Not a particularly surprising outcome, but what exactly has been discovered here? Have we uncovered the fact that chimps trust their friends to a greater extent than other chimps?

Or have we reminded ourselves that "friendship" and "trust" are words with linked meanings? As the piece says - trust is a defining element of genuine human friendship. Trust could also be seen as a defining element of the word "friend" - a job for dictionaries rather than science.

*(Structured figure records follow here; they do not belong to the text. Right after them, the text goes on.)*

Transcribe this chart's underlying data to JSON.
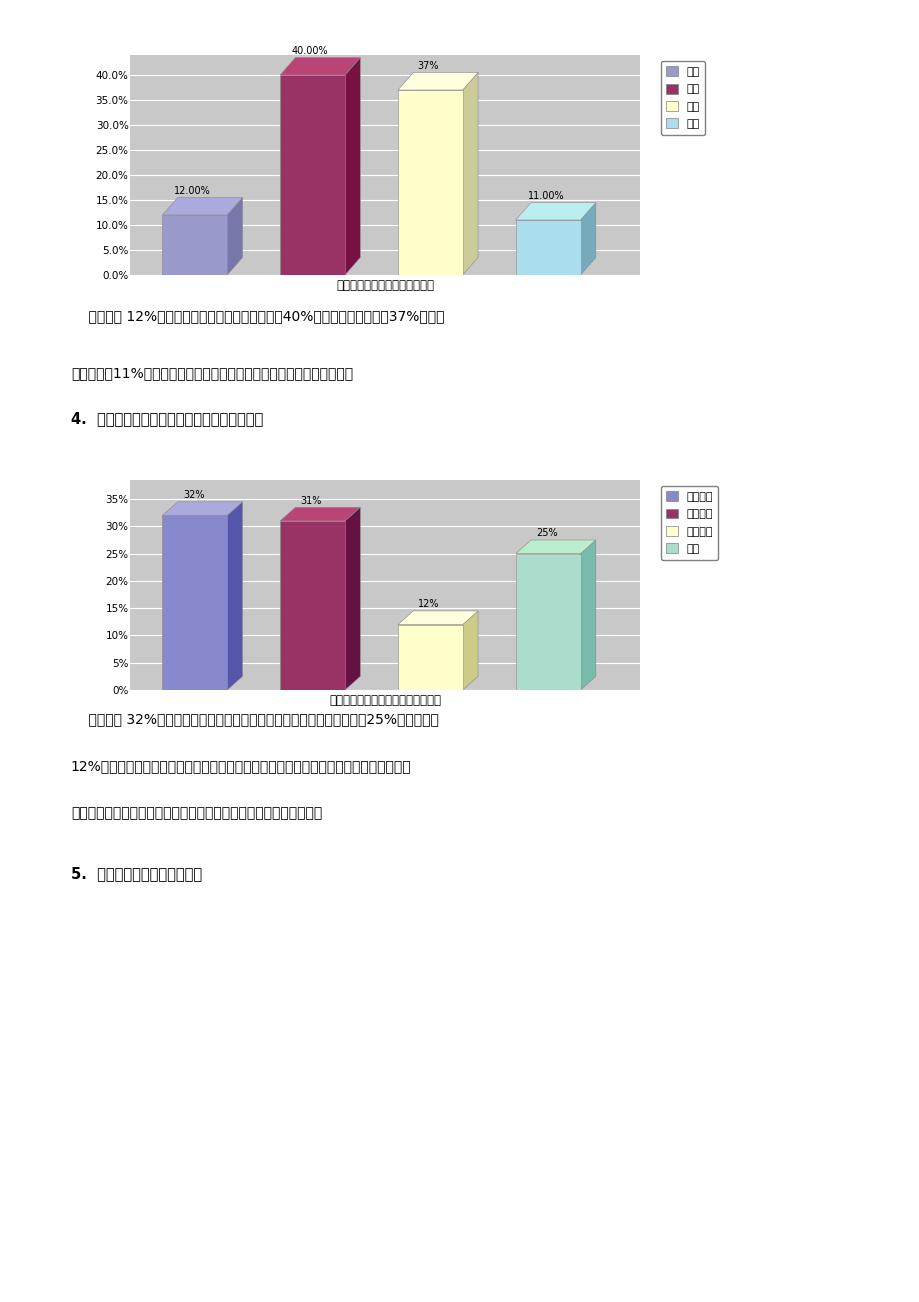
{
  "chart1": {
    "categories": [
      "很多",
      "一般",
      "很少",
      "没有"
    ],
    "values": [
      12,
      40,
      37,
      11
    ],
    "labels": [
      "12.00%",
      "40.00%",
      "37%",
      "11.00%"
    ],
    "colors": [
      "#9999cc",
      "#993366",
      "#ffffcc",
      "#aaddee"
    ],
    "side_colors": [
      "#7777aa",
      "#771144",
      "#cccc99",
      "#77aabb"
    ],
    "top_colors": [
      "#aaaadd",
      "#bb4477",
      "#ffffdd",
      "#bbeeee"
    ],
    "xlabel": "身边的亲朋好友使用苹果产品吗",
    "ylim": [
      0,
      42
    ],
    "yticks": [
      0,
      5,
      10,
      15,
      20,
      25,
      30,
      35,
      40
    ],
    "ytick_labels": [
      "0.0%",
      "5.0%",
      "10.0%",
      "15.0%",
      "20.0%",
      "25.0%",
      "30.0%",
      "35.0%",
      "40.0%"
    ],
    "legend_labels": [
      "很多",
      "一般",
      "很少",
      "没有"
    ]
  },
  "chart2": {
    "categories": [
      "攀比心理",
      "从众心理",
      "实用心理",
      "其他"
    ],
    "values": [
      32,
      31,
      12,
      25
    ],
    "labels": [
      "32%",
      "31%",
      "12%",
      "25%"
    ],
    "colors": [
      "#8888cc",
      "#993366",
      "#ffffcc",
      "#aaddcc"
    ],
    "side_colors": [
      "#5555aa",
      "#661144",
      "#cccc88",
      "#77bbaa"
    ],
    "top_colors": [
      "#aaaadd",
      "#bb4477",
      "#ffffdd",
      "#bbeecc"
    ],
    "xlabel": "大学生购买苹果产品出于怎样的心理",
    "ylim": [
      0,
      37
    ],
    "yticks": [
      0,
      5,
      10,
      15,
      20,
      25,
      30,
      35
    ],
    "ytick_labels": [
      "0%",
      "5%",
      "10%",
      "15%",
      "20%",
      "25%",
      "30%",
      "35%"
    ],
    "legend_labels": [
      "攀比心理",
      "从众心理",
      "实用心理",
      "其他"
    ]
  },
  "text1_line1": "    分析：有 12%的大学生身边使用苹果的有诸多，40%的大学生身边一般，37%大学生",
  "text1_line2": "身边很少，11%大学生身边没有。阐明苹果产品已经在大学生身边蔭延。",
  "heading2": "4.  您觉得大学生购买苹果产品出于如何的心理",
  "text2_line1": "    分析：有 32%的大学生觉得购买苹果产品是出于攀比心理和从众心理，25%选择其她，",
  "text2_line2": "12%选择实用，目前诸多大学生觉得购买苹果手机就能显示自己地位身价等，尚有诸多大",
  "text2_line3": "学生看到别人购买后自己也喜欢跟风，然而真正觉得实用的却很少。",
  "heading3": "5.  您对苹果产品的印象是什么",
  "bg_color": "#ffffff",
  "wall_color": "#c8c8c8",
  "grid_color": "#ffffff"
}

Someone we don't trust is not classed as a friend and someone we class as a friend is usually trusted more than a non-friend because in part that's what we mean by friendship. It's how we use the words. In which case the division made by this piece of work becomes somewhat artificial.

7 comments:

Sam Vega said...

Yes, good point. They would have been on far safer ground if they had stuck to the idea expressed a little lower in the article: that chimps

"will extend favors preferentially toward selected individuals. The question was, are those interactions based on trust?"

These two behavioural variables (trust, and extending favours) are sufficiently distinct to avoid a tautology. If they had established that, they could have then anthropomorphised away as much as they liked. They would, however, still have the problem that the questions of feelings and perceptions are not addressed. I extend favours to lots of people that I trust, but actively dislike them. Maybe the chimps are the same; they have bought the compliance of others in the tribe by extending favours, but still can't stand the sight of the nasty hairy bastards...

James Higham said...

One can be generally distrustful and yet have close friends one trusts.

Roger said...

How do they know, were they sure the chimps trusted the researchers? Did the anthros trust the chimps to reveal the truth? I don't trust anthropologists and I don't trust chimps either - too much hand waving from both.

Derek said...

I sense that the Chimps would have had a preliminary meeting to discuss the outcome of displaying trust to the group of researchers in order to obtain and accomplish a fruitful (pun) and advantageous (to the Chimps) outcome.

Hand waving - an indication of a poor vocabulary. That's foreigners for you . . .

A K Haart said...

Sam - You are right, trust and extending favours are sufficiently distinct and the idea of friendship could have been avoided. To my mind there is often a touch of Disney when potentially cute animal behaviour is studied, almost an invitation for a profile-raising documentary.

James - probably a good strategy.

Roger - I wouldn't trust a chimp, at Twycross they throw dung at visitors. Maybe they think we're all anthropologists.

Derek - yes, those displays of "friendship" were probably strategy meetings to work out the best way to manipulate anthropologists into giving them lots of food while laying on entertainment.

Demetrius said...

He looks how I feel.

A K Haart said...

Demetrius - perhaps he's remembering those tea parties of long ago.